Neslin, of the oil and gas commission, said the agency is seeking state funding for two additional positions called “local government liaisons.” He said he hopes that increased communication with the industry will placate local governments and convince lawmakers that new laws aren’t needed.

“There are multiple opportunities for local governments to participate” without a new law, he said.

– By Kristen Wyatt, AP Writer.

(© Copyright 2012 The Associated Press. All Rights Reserved. This material may not be published, broadcast, rewritten or redistributed.)

Comments (4)
  1. kathleenpost says:

    How about a class action lawsuit by the people harmed in Rifle this year?Tourism industry,ranching ,farming,pure water flowing out of this state to people needing it,fossil water pollution’s,wildlife, and national Forest’s ,dictate that we must as a local community stand against hydro gas fracturing.Its not just an oil well,the oil industry wants to ruin the water air and property value’s.Right…no problem.In Routt County the oil industry is not established historically and we don’t want the fracking.That judge has no right to make a decision like that.Who do we sue for damages?The government is responsible?No the people must live or die from cancer from his decision.Hopefully not,we will make them do it safely,monitor it all,roads included,emergency response ,spill and explosion cleanup,water consumption(it can take billions of gallons of water to frack one well,air emissions monitoring earthquakes have have been proven to be caused in Ohio from hydro gas fracturing,sign and fence off facility’s so no more teens die in oil tank explosions,”No place to hang out”safety video about over 44 teens killed in explosions in unsigned and fenced facility’s,Wyoming has water with benzene.The people and local community’s are who will stand up and protect the places where they live and own.No we as a people need a say…..Not a judge to tell us to shut up and get used to it.NOT!

  2. Asodeska says:

    This is a good article, well written and inclusive. The radical environmentalists, such as above, need to realize that their mythologies don’t wash. People with bad water, mostly had it before any drilling was done in their area, and are trying to get the drilling companies to pay for what is their problem. People don’t like change. There is no evidence that that tiny earthquake in Ohio was caused by drilling, and even if it was, it was so small it did no damage.44 teens killed in oil tank explosions? How come the news media have never mentioned this? Benzene is caused primarily by natural leakage, not drilling.
    Beware the Radical Environmentalists. They have already cost us 160,000 jobs by blocking the Canada pipeline that goes through an area that already has thousands of miles of pipeline without problems.

  3. BunnySlippers says:

    Remember, state and local governments must balance landowner rights to develop their minerals (including oil and gas) against the rights of the surface owners. Point is, that if they try to stop drilling or put onerous rules in, it will just result in lawsuits that local governments can’t afford to defend (and will likely lose).

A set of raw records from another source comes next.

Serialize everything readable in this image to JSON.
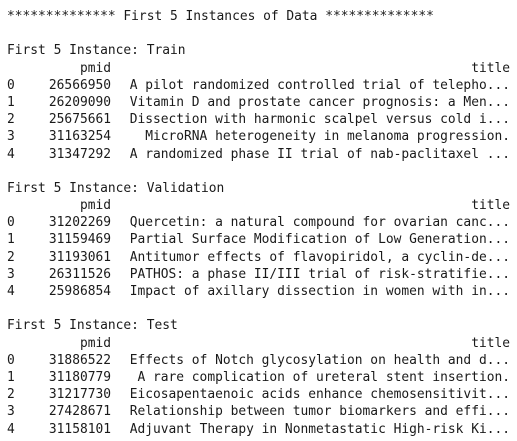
{
  "banner": "************** First 5 Instances of Data **************",
  "sections": [
    {
      "heading": "First 5 Instance: Train",
      "col_pmid": "pmid",
      "col_title": "title",
      "rows": [
        {
          "idx": "0",
          "pmid": "26566950",
          "title": "A pilot randomized controlled trial of telepho..."
        },
        {
          "idx": "1",
          "pmid": "26209090",
          "title": "Vitamin D and prostate cancer prognosis: a Men..."
        },
        {
          "idx": "2",
          "pmid": "25675661",
          "title": "Dissection with harmonic scalpel versus cold i..."
        },
        {
          "idx": "3",
          "pmid": "31163254",
          "title": "MicroRNA heterogeneity in melanoma progression."
        },
        {
          "idx": "4",
          "pmid": "31347292",
          "title": "A randomized phase II trial of nab-paclitaxel ..."
        }
      ]
    },
    {
      "heading": "First 5 Instance: Validation",
      "col_pmid": "pmid",
      "col_title": "title",
      "rows": [
        {
          "idx": "0",
          "pmid": "31202269",
          "title": "Quercetin: a natural compound for ovarian canc..."
        },
        {
          "idx": "1",
          "pmid": "31159469",
          "title": "Partial Surface Modification of Low Generation..."
        },
        {
          "idx": "2",
          "pmid": "31193061",
          "title": "Antitumor effects of flavopiridol, a cyclin-de..."
        },
        {
          "idx": "3",
          "pmid": "26311526",
          "title": "PATHOS: a phase II/III trial of risk-stratifie..."
        },
        {
          "idx": "4",
          "pmid": "25986854",
          "title": "Impact of axillary dissection in women with in..."
        }
      ]
    },
    {
      "heading": "First 5 Instance: Test",
      "col_pmid": "pmid",
      "col_title": "title",
      "rows": [
        {
          "idx": "0",
          "pmid": "31886522",
          "title": "Effects of Notch glycosylation on health and d..."
        },
        {
          "idx": "1",
          "pmid": "31180779",
          "title": "A rare complication of ureteral stent insertion."
        },
        {
          "idx": "2",
          "pmid": "31217730",
          "title": "Eicosapentaenoic acids enhance chemosensitivit..."
        },
        {
          "idx": "3",
          "pmid": "27428671",
          "title": "Relationship between tumor biomarkers and effi..."
        },
        {
          "idx": "4",
          "pmid": "31158101",
          "title": "Adjuvant Therapy in Nonmetastatic High-risk Ki..."
        }
      ]
    }
  ]
}
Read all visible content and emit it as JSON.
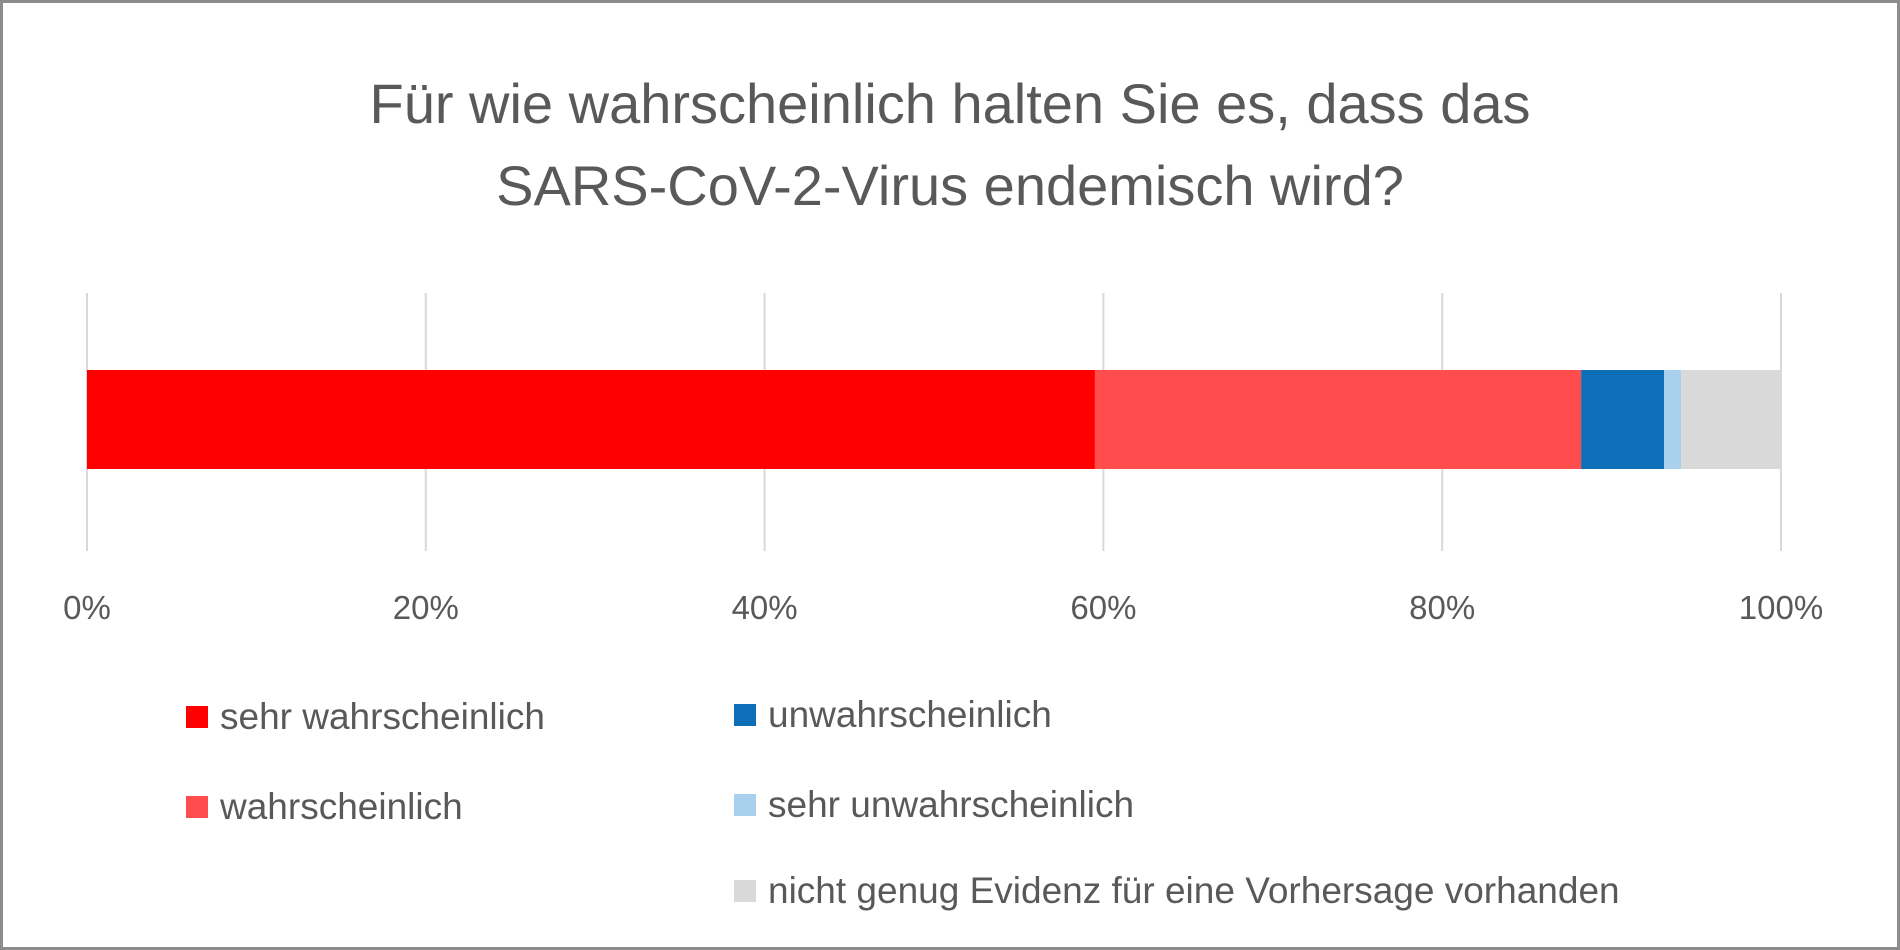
{
  "chart_data": {
    "type": "bar",
    "orientation": "horizontal",
    "stacked": true,
    "title_lines": [
      "Für wie wahrscheinlich halten Sie es, dass das",
      "SARS-CoV-2-Virus endemisch wird?"
    ],
    "xlim": [
      0,
      100
    ],
    "x_ticks": [
      0,
      20,
      40,
      60,
      80,
      100
    ],
    "x_tick_labels": [
      "0%",
      "20%",
      "40%",
      "60%",
      "80%",
      "100%"
    ],
    "grid": true,
    "legend_position": "bottom",
    "series": [
      {
        "name": "sehr wahrscheinlich",
        "value": 59.5,
        "color": "#ff0000"
      },
      {
        "name": "wahrscheinlich",
        "value": 28.7,
        "color": "#ff4d4d"
      },
      {
        "name": "unwahrscheinlich",
        "value": 4.9,
        "color": "#0f6eb8"
      },
      {
        "name": "sehr unwahrscheinlich",
        "value": 1.0,
        "color": "#a9d1ee"
      },
      {
        "name": "nicht genug Evidenz für eine Vorhersage vorhanden",
        "value": 5.9,
        "color": "#d9d9d9"
      }
    ]
  }
}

    I believe these problems can be fixed if industry and local governments hold adult conversations. The article points out that Colorado has a large and vibrant oil and gas community and, while the radicals may not believe it, they care about this state, too. I think if the cities asked oil and gas professionals in their communities to help, they would gladly volunteer to help the local staffs at the counties and cities write drilling regulations that would balance everyone’s interests, develop resources and protect communities.

    1. Randy Verret says:

      Agreed. We all need to work together, industry, communities & the various regulatory agencies. We need to talk more with each other, not AT each other.